Alle Fachgebiete der Gebäudeinstallationen richten sich nach der gleichen Honorierungsgrundlage, der SIA-Ordnung 108. Der Leistungsbeschrieb dieser Ordnung ist universell für alle Installationen verwendbar. Je nach Fachgebiet leicht unterschiedlich ist jedoch die Gewichtung der Teilleistungen in der Leistungstabelle. Die Vorprojektphase hat beispielsweise bei der Lüftung mit einem Gewicht von 12% ein grösseres Gewicht als die Sanitärplanung mit 6%. Auch die Einstufung der Schwierigkeitsgrade muss bei einem gegebenen Gebäudetyp nicht für alle Fachgebiete zwangsläufig gleich sein (siehe Tabelle unten).

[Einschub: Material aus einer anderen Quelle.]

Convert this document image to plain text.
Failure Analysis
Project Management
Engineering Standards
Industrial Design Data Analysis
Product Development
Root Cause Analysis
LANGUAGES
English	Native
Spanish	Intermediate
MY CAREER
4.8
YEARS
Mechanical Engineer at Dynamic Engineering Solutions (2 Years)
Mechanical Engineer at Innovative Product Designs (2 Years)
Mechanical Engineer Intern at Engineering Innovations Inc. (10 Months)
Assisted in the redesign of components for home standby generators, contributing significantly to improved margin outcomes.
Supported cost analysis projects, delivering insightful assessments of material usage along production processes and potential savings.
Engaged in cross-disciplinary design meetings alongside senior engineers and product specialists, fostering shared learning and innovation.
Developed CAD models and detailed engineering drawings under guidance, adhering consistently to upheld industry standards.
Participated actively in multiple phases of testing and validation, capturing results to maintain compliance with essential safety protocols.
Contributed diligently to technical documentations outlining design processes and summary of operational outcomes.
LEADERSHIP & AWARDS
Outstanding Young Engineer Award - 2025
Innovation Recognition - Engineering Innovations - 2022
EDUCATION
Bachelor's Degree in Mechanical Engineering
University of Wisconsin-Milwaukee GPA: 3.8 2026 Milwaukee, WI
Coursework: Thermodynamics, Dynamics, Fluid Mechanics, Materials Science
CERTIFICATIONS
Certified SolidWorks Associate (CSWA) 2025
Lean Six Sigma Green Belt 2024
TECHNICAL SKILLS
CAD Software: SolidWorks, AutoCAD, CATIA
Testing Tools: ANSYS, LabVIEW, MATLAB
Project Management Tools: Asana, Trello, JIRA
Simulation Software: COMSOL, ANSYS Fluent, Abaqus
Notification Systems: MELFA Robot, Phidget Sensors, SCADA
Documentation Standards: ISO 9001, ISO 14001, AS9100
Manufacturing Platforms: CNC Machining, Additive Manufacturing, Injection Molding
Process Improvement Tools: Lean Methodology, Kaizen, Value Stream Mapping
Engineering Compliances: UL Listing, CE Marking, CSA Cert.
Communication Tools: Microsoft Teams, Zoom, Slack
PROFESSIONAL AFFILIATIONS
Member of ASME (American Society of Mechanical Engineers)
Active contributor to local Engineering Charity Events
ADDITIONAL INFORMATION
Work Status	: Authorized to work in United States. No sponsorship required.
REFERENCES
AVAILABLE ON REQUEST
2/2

Nachträglich erschienen zur SIA-Ordnung 108 sind Ergänzungen zu Spezialgebieten, die allenfalls für Honorarfragen auch relevant sein können: SIA-Ordnung 180/1 «MSR-Technik und Gebäudeautomation» sowie SIA-Ordnung 111/3 «Besondere Fachkoordination für Gebäudeinstallationen» (siehe auch Absatz «Fachkoordination» im Abschnitt «Projektorganisation»).

Haustechnikplanung
Schwierigkeitsgrade n bei einigen ausgewählten Bauwerksarten (Normalfall)
(gemäss Art. 7.14 SIA 108)

Elektro Sanitär Heizung Lüftung*
Mehrfamilienhäuser (üblicher Ausbau)
0.7
0.7
0.7
0.7
Einfamilienhäuser (individuelle)
0.9
0.9
0.9
0.9
Maschinenindustrie
1.0
1.0
1.0
1.0
Chemische Industrie
1.3
1.2
1.2
1.4
* Hinweis: Lüftung inkl. Klima und Kälte

 

  • Reduzierter Leistungsumfang

Bei Vertragsverhandlungen wird recht häufig darüber diskutiert, den Leistungsanteil q der Haustechnik-Spezialisten zu reduzieren, von 100% auf beispielsweise 85%. Es gibt verschiedene Möglichkeiten, wie man dies erreichen kann. Es ist denkbar, dass auf die sogenannte Fachbauleitung der Spezialisten verzichtet wird und der örtliche Bauleiter des Architekten dieses Gebiet zusätzlich abdeckt. Man kann auch in Betracht ziehen, einer entsprechend fähigen Ausführungsunternehmung die Erstellung der Ausführungsunterlagen zu übertragen. Der Fachplaner schaut ihr bei diesem als «geführte Unternehmerplanung» bezeichneten Verfahren lediglich über die Schultern (siehe auch Beispiel 2 «Honorare im Kostentarif»). Bei der geführten Unternehmerplanung darf man aber nicht ausser acht lassen, dass damit zwar die Planerhonorare sinken, nicht notwendigerweise aber die gesamten Baukosten. Die Planungstätigkeiten verschwinden nicht, sie werden lediglich vom Planer zum Unternehmer verlagert.

Es liegt in der Natur der Sache, dass Vertragsverhandlungen über reduzierte Leistungen der Haustechnikplaner vom Gesamtleiter durchgeführt werden müssen. Der nichtprofessionellen Bauherrschaft fehlen dazu schlicht die Kenntnisse.